自分にとってはまだ昨日の、自立しようとした矢先にこうして結局頼ってしまっている事実に打ちのめされながらも、覚束ない声で礼を伝えた。
後で聞いた話だが、獅子神は「自分が出ていけと言ってしまったばっかりに」と3か月間自分を責めてしまっていたらしい。きっかけは獅子神の言葉だったが、あの日に出て行ったのは完全に自己判断なので、獅子神や気に病む必要はないのに。申し訳なさでいっぱいになった。
数日後、獅子神が見舞いに来た際に園田は口を開いた。ゆっくりで、伝わりづらい言葉しか話せないが、頷きながら獅子神は聞いてくれていた。
「い、いが、い あん」
「ん、どーした」
話せた内容は、「すみません」「あなたのせいじゃない」というフレーズだけだったが、獅子神も「いいよ」「わかった、ありがとな」と丁寧に言葉を返す。うまく話せない情けなさと、この人に迷惑をかけつづけていることに、口を動かすたびに涙がこぼれた。そんなみっともない姿でも、獅子神は微笑みながら手を握って「大丈夫」「わかってるから」と相槌を打ってくれて、余計に泣けてしまうのであった。

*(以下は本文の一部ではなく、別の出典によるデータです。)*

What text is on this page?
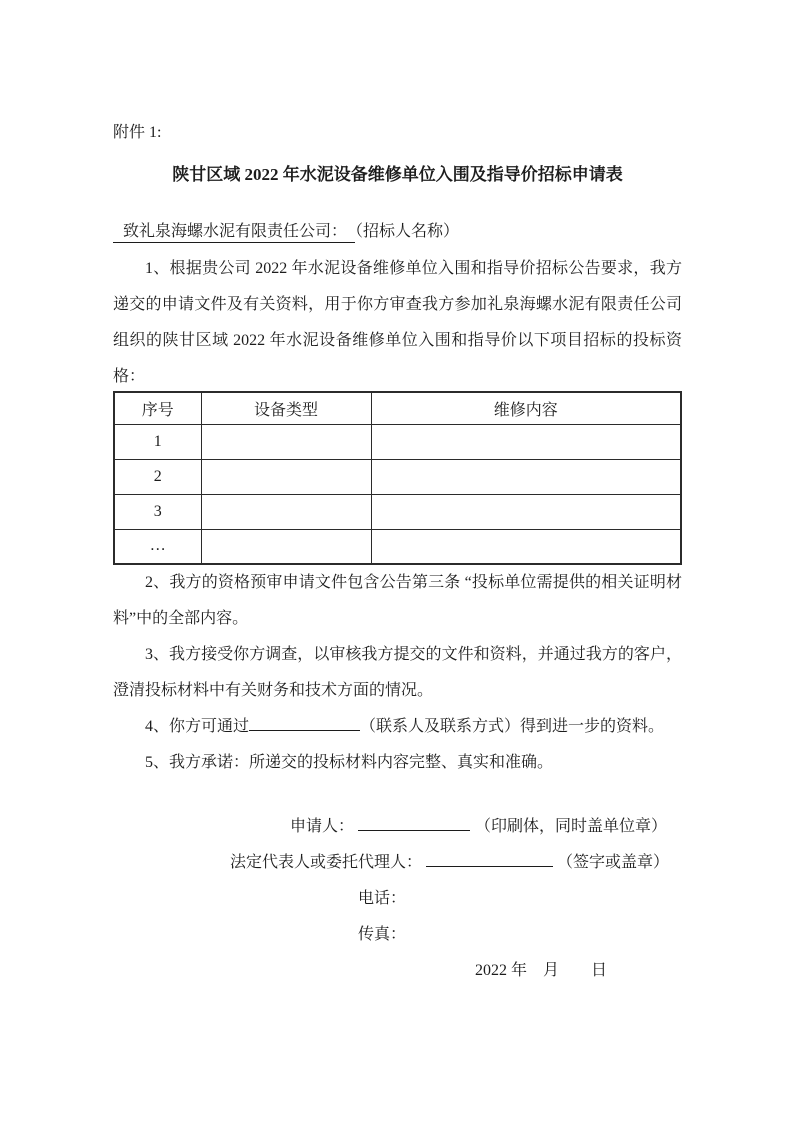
附件 1:
陕甘区域 2022 年水泥设备维修单位入围及指导价招标申请表
致礼泉海螺水泥有限责任公司： （招标人名称）

1、根据贵公司 2022 年水泥设备维修单位入围和指导价招标公告要求，我方递交的申请文件及有关资料，用于你方审查我方参加礼泉海螺水泥有限责任公司组织的陕甘区域 2022 年水泥设备维修单位入围和指导价以下项目招标的投标资格：

序号	设备类型	维修内容
1		
2		
3		
…		

2、我方的资格预审申请文件包含公告第三条 “投标单位需提供的相关证明材料”中的全部内容。

3、我方接受你方调查，以审核我方提交的文件和资料，并通过我方的客户，澄清投标材料中有关财务和技术方面的情况。

4、你方可通过	（联系人及联系方式）得到进一步的资料。

5、我方承诺：所递交的投标材料内容完整、真实和准确。

申请人：	（印刷体，同时盖单位章）
法定代表人或委托代理人：	（签字或盖章）
电话：
传真：
2022 年　月　　日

また数日後、獅子神が見舞いに来てくれた。身寄りもない園田にとって、本当にありがたいことだった。体はまだ動かないが、話すリハビリは少しずつ進めており、以前よりは明瞭に口が回るようになっていた。
「し しがみ、さん」
「ああ」
「あ なたに、にかいも いの ちをす くってもらってしまい ま した」
「大層なことはしてねぇよ」
「あの ひ 、いわれ た こと、おぼえ ています」
「うん」
「ぼく は、あなた の た すけ になり たい」
「そっか」
「だ から いま のじ ぶんに でき る こと を や ります」
「へえ」
「ぼく は あな たに また みと めて も らええる よに」
「ああ」
「いちにちでも はや く りはび り して もとに もどり ま す」
「……ああ」
「そうな れた ら、ぼ くをまた あ のいえに、おい て もら えますか」
「…………ああ」
「はは や った」
動かない口角を精一杯動かし、笑顔を作ろうとする園田を見て、獅子神は頬に雫を伝わせながら返事を交わす。

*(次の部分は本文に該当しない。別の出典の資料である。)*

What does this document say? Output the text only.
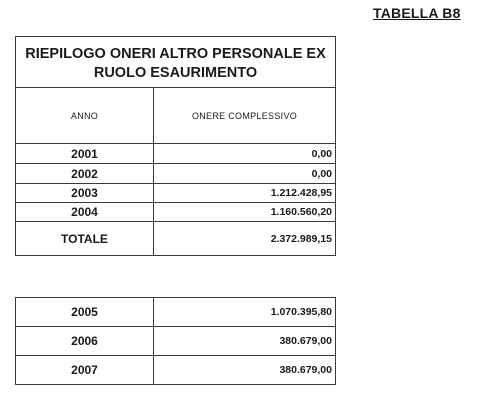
TABELLA B8
RIEPILOGO ONERI ALTRO PERSONALE EX
RUOLO ESAURIMENTO	

ANNO	ONERE COMPLESSIVO
2001	0,00
2002	0,00
2003	1.212.428,95
2004	1.160.560,20
TOTALE	2.372.989,15
2005	1.070.395,80
2006	380.679,00
2007	380.679,00
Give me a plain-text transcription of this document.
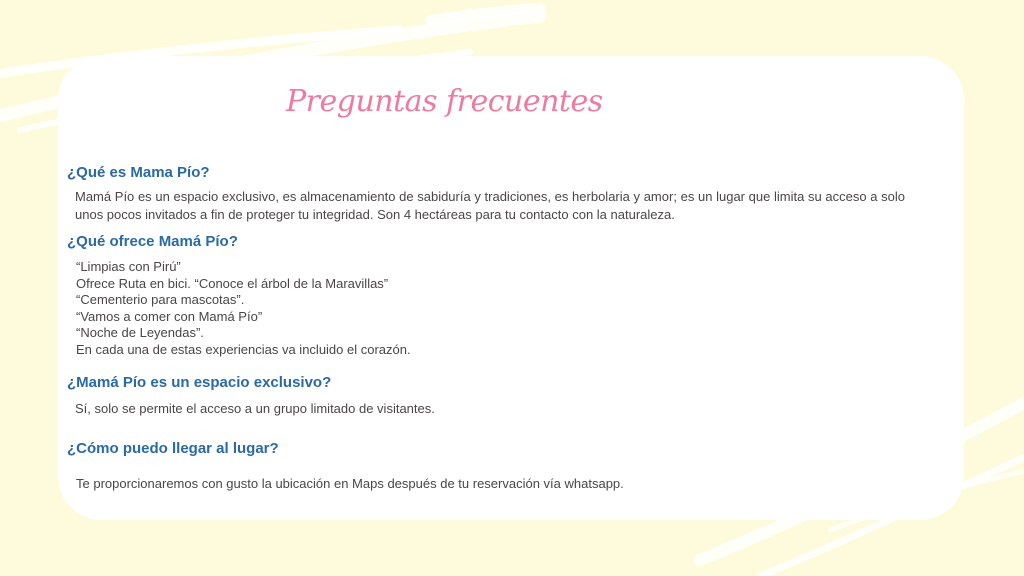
Preguntas frecuentes
¿Qué es Mama Pío?

Mamá Pío es un espacio exclusivo, es almacenamiento de sabiduría y tradiciones, es herbolaria y amor; es un lugar que limita su acceso a solo unos pocos invitados a fin de proteger tu integridad. Son 4 hectáreas para tu contacto con la naturaleza.

¿Qué ofrece Mamá Pío?
“Limpias con Pirú”
Ofrece Ruta en bici. “Conoce el árbol de la Maravillas”
“Cementerio para mascotas”.
“Vamos a comer con Mamá Pío”
“Noche de Leyendas”.
En cada una de estas experiencias va incluido el corazón.
¿Mamá Pío es un espacio exclusivo?

Sí, solo se permite el acceso a un grupo limitado de visitantes.

¿Cómo puedo llegar al lugar?

Te proporcionaremos con gusto la ubicación en Maps después de tu reservación vía whatsapp.
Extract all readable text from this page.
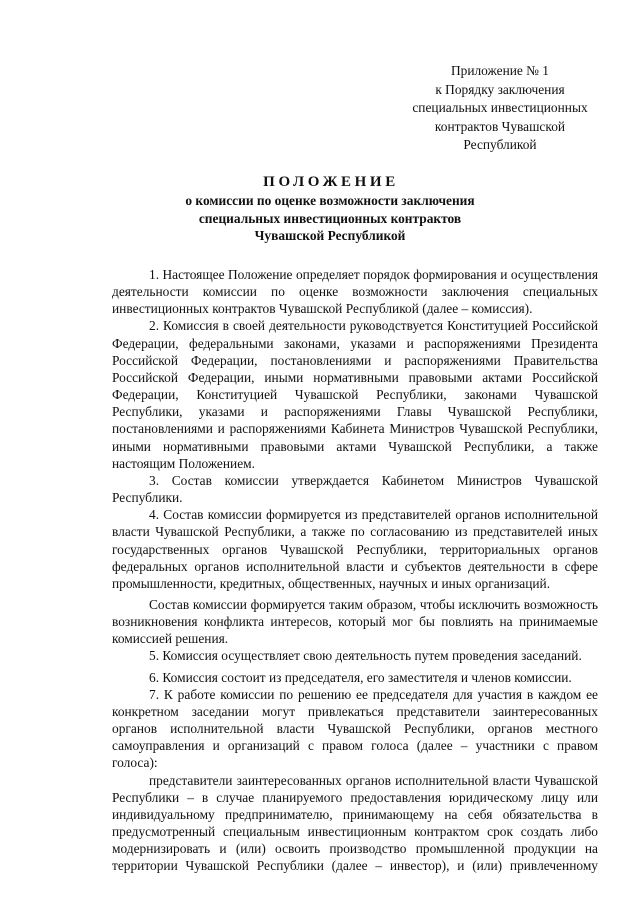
Приложение № 1
к Порядку заключения
специальных инвестиционных
контрактов Чувашской
Республикой
ПОЛОЖЕНИЕ
о комиссии по оценке возможности заключения
специальных инвестиционных контрактов
Чувашской Республикой

1. Настоящее Положение определяет порядок формирования и осуществления деятельности комиссии по оценке возможности заключения специальных инвестиционных контрактов Чувашской Республикой (далее – комиссия).

2. Комиссия в своей деятельности руководствуется Конституцией Российской Федерации, федеральными законами, указами и распоряжениями Президента Российской Федерации, постановлениями и распоряжениями Правительства Российской Федерации, иными нормативными правовыми актами Российской Федерации, Конституцией Чувашской Республики, законами Чувашской Республики, указами и распоряжениями Главы Чувашской Республики, постановлениями и распоряжениями Кабинета Министров Чувашской Республики, иными нормативными правовыми актами Чувашской Республики, а также настоящим Положением.

3. Состав комиссии утверждается Кабинетом Министров Чувашской Республики.

4. Состав комиссии формируется из представителей органов исполнительной власти Чувашской Республики, а также по согласованию из представителей иных государственных органов Чувашской Республики, территориальных органов федеральных органов исполнительной власти и субъектов деятельности в сфере промышленности, кредитных, общественных, научных и иных организаций.

Состав комиссии формируется таким образом, чтобы исключить возможность возникновения конфликта интересов, который мог бы повлиять на принимаемые комиссией решения.

5. Комиссия осуществляет свою деятельность путем проведения заседаний.

6. Комиссия состоит из председателя, его заместителя и членов комиссии.

7. К работе комиссии по решению ее председателя для участия в каждом ее конкретном заседании могут привлекаться представители заинтересованных органов исполнительной власти Чувашской Республики, органов местного самоуправления и организаций с правом голоса (далее – участники с правом голоса):

представители заинтересованных органов исполнительной власти Чувашской Республики – в случае планируемого предоставления юридическому лицу или индивидуальному предпринимателю, принимающему на себя обязательства в предусмотренный специальным инвестиционным контрактом срок создать либо модернизировать и (или) освоить производство промышленной продукции на территории Чувашской Республики (далее – инвестор), и (или) привлеченному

「……自分で言ったからには、負けんじゃねぇぞ、園田。ちゃんと待ってるから」
「こ れでも も と ぎゃんぶ ら ですよ 。 もちかけ た しょうぶ は か ちにいき ます」
もし、世の中の全てを天秤で測れるのだとしたら、人生が変わってしまったきっかけのあの日の敗北で受けたマイナスよりも、この人からもらったプラスが圧倒的に多いだろう。
一日でも早く彼の元へ、居心地のいいあの家へ帰るチケットを掴むために、園田は自分の成長をBETした。